More love stories followed. Wayne Nelson, who started working there in in 1966, was smitten a few years later by a girl named Barb working the snack bar.

He was "immediately taken by her bright eyes and beautiful smile.

"She just exuded happiness," said Nelson, who asked her on a date. They have been married nearly 48 years.

The studios would bust out promotions for the big movies at the Roxy when Baur ran it: a towering rocket in front of the theater for a biopic of scientist Wernher von Braun; costumed knights for "Ivanhoe," a medieval England epic in technicolor; a fawn for the premier of "Bambi."

When Baur would head off to work at the theater on holidays, he'd often think of the sailors.

"'They might not have a family,'" Lillian recalls him saying. "'But they'll always have the movies.'"

Toward the end of his run, Baur resisted films he felt were too violence or raunchy to play on the big screen.

"I quit at just the right time," in 1981, he would frequently tell Lillian in retirement.

The Roxy closed in 1988, when its owner, Portland-based Luxury Theaters, stopped turning a profit. There was also the matter of a roof that partially collapsed roof following a deluge one night.
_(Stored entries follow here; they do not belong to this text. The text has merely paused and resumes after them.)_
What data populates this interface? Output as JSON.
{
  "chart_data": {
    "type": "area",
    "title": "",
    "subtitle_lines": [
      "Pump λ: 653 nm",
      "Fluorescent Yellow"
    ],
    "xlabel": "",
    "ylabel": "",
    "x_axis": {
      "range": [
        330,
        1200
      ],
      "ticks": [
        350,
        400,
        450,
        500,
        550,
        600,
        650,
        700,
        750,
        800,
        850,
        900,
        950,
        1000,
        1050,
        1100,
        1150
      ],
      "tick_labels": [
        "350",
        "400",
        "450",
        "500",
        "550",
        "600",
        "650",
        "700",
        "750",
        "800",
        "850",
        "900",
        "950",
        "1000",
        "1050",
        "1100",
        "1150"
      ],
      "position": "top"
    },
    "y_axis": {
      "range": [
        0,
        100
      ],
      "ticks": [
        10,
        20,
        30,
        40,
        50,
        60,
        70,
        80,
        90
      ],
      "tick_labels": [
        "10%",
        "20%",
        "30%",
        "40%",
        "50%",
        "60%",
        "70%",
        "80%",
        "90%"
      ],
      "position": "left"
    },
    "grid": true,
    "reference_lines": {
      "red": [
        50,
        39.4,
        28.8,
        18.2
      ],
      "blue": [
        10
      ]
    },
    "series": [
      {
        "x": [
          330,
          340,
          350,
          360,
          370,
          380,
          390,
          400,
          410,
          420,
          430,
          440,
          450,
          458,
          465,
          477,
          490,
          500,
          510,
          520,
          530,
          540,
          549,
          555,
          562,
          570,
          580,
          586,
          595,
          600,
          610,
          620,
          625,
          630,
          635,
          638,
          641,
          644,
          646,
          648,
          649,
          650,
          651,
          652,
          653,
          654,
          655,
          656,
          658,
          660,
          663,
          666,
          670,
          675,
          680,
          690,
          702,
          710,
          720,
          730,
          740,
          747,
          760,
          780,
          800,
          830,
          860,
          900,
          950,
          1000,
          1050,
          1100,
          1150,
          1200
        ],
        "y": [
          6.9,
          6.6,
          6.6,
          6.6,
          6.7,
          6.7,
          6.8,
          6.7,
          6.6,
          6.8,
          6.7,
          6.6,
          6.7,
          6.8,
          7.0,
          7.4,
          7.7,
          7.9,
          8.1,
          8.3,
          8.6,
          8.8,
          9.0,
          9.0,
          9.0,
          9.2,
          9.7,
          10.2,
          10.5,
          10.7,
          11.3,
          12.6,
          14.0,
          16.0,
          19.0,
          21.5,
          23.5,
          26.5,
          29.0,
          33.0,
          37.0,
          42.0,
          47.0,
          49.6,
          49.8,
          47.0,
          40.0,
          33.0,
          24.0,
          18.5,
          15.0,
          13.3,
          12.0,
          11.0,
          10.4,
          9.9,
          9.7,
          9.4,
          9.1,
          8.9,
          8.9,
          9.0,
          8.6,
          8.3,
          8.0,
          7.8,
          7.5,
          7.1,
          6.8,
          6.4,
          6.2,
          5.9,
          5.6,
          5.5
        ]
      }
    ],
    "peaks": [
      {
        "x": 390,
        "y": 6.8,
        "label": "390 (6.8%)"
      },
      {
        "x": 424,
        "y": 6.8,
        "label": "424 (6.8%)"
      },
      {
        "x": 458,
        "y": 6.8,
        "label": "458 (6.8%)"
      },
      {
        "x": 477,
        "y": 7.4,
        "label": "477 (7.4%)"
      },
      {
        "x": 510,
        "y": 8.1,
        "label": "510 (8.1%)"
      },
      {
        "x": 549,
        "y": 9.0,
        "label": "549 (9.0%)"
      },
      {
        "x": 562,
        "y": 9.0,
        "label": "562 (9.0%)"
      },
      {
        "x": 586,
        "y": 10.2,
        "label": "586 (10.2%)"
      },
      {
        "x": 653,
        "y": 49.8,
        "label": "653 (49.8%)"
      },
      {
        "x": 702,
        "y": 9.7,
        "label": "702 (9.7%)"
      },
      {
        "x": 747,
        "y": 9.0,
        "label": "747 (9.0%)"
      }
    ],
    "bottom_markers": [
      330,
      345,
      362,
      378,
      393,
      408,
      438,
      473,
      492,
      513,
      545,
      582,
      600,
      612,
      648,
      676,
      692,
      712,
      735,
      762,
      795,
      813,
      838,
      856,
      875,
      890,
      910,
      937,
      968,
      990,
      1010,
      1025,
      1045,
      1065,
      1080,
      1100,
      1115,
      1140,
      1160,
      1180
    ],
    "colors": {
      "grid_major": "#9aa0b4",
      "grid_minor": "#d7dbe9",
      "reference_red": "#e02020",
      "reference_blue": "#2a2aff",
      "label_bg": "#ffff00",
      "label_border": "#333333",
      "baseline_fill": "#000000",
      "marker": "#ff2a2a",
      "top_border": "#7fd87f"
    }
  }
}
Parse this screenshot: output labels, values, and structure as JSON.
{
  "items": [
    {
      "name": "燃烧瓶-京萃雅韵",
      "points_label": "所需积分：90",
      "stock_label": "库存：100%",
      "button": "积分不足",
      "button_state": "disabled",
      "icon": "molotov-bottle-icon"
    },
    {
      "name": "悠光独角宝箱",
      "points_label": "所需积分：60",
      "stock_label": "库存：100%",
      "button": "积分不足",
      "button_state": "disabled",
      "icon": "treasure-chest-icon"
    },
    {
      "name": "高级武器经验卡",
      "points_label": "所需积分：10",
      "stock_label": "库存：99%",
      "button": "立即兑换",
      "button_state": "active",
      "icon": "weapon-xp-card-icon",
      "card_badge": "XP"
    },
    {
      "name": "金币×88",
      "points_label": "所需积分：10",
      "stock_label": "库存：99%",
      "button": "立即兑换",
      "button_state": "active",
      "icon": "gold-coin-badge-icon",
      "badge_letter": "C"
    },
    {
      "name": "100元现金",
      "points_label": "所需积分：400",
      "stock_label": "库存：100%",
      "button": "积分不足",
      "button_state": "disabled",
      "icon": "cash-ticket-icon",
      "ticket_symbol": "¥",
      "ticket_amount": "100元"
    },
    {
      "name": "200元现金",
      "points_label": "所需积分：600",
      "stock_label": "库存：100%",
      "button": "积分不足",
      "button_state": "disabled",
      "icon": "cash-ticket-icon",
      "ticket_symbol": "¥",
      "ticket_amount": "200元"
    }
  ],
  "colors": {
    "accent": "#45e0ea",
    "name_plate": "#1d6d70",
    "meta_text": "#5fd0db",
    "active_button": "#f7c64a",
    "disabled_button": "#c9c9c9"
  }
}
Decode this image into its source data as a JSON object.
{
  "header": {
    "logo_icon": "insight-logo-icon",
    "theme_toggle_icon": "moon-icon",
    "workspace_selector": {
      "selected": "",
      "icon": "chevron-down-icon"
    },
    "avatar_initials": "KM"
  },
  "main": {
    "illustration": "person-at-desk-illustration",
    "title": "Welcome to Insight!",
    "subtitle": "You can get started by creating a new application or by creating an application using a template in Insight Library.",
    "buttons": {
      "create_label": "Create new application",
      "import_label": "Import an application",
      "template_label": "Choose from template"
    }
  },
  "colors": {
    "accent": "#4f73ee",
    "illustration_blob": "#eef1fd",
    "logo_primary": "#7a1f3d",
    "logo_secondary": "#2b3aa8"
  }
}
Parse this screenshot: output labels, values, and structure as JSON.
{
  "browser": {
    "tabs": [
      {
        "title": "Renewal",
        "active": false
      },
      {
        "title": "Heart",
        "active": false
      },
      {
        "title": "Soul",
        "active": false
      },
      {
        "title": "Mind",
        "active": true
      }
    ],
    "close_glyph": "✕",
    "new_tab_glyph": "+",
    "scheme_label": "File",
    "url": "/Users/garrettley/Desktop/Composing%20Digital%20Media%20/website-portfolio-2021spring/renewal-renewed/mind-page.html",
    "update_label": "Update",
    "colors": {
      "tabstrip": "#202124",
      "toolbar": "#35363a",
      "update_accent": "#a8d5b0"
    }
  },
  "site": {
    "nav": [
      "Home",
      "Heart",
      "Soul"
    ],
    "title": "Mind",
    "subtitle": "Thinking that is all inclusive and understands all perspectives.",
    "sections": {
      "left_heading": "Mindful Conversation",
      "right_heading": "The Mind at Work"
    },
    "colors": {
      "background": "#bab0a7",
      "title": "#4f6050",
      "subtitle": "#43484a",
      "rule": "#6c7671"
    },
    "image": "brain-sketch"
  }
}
Several attempts were made to revive it. Calvary Chapel bought it for $125,000 in 1999, but it fell into foreclosure in 2012.

Three years later, a developer took a chance on it. Bremerton's Sound West Group bought the theater, along with much of the surrounding block for residential redevelopment. The company's homegrown executives were nostalgic about the building, but they also felt it could bolster the chances of bringing the block back to life.

“It’s one of the most amazing assets in all of downtown Bremerton,” Sound West Group Principal Wes Larson said of the Roxy. “I think it’s got a lot of potential.”

Since then, $1 million has gone into the theater, including refurbishment of its interior, new marquees, screen and sound system.

Among the theater's most precious artifacts: a 6-by-23-foot photographic mural of the Navy's Pacific fleet, taken in 1908 by legendary local photographer Asahel Curtis. The mural, a few steps below the theatre's foyer behind the Roxy's concession stand, is now protected by Plexiglas.

Sound West Group helped establish the Roxy Bremerton Foundation to guide the theatre's future. Bainbridge Island-based Far Away Entertainment, which runs several other area theaters, will run movies there and the nearby Admiral Theatre will book live shows.

Michael Goodnow, president of the Downtown Bremerton Association and a city councilman, has been hired as its manager. He's just getting moved in to the same office Cabbie Baur occupied for four decades.

Goodnow sees the Roxy, like Bremerton, as the story of a comeback.

"They have endured," he said, "and are more than ready for their next act.”

Goodnow would like to place an homage to Baur somewhere within the 77-year-old theater. Nothing yet has been set.

"He'd love to know that it's coming back," Lillian Baur said of her husband. "He loved that Roxy Theatre. He was proud of it."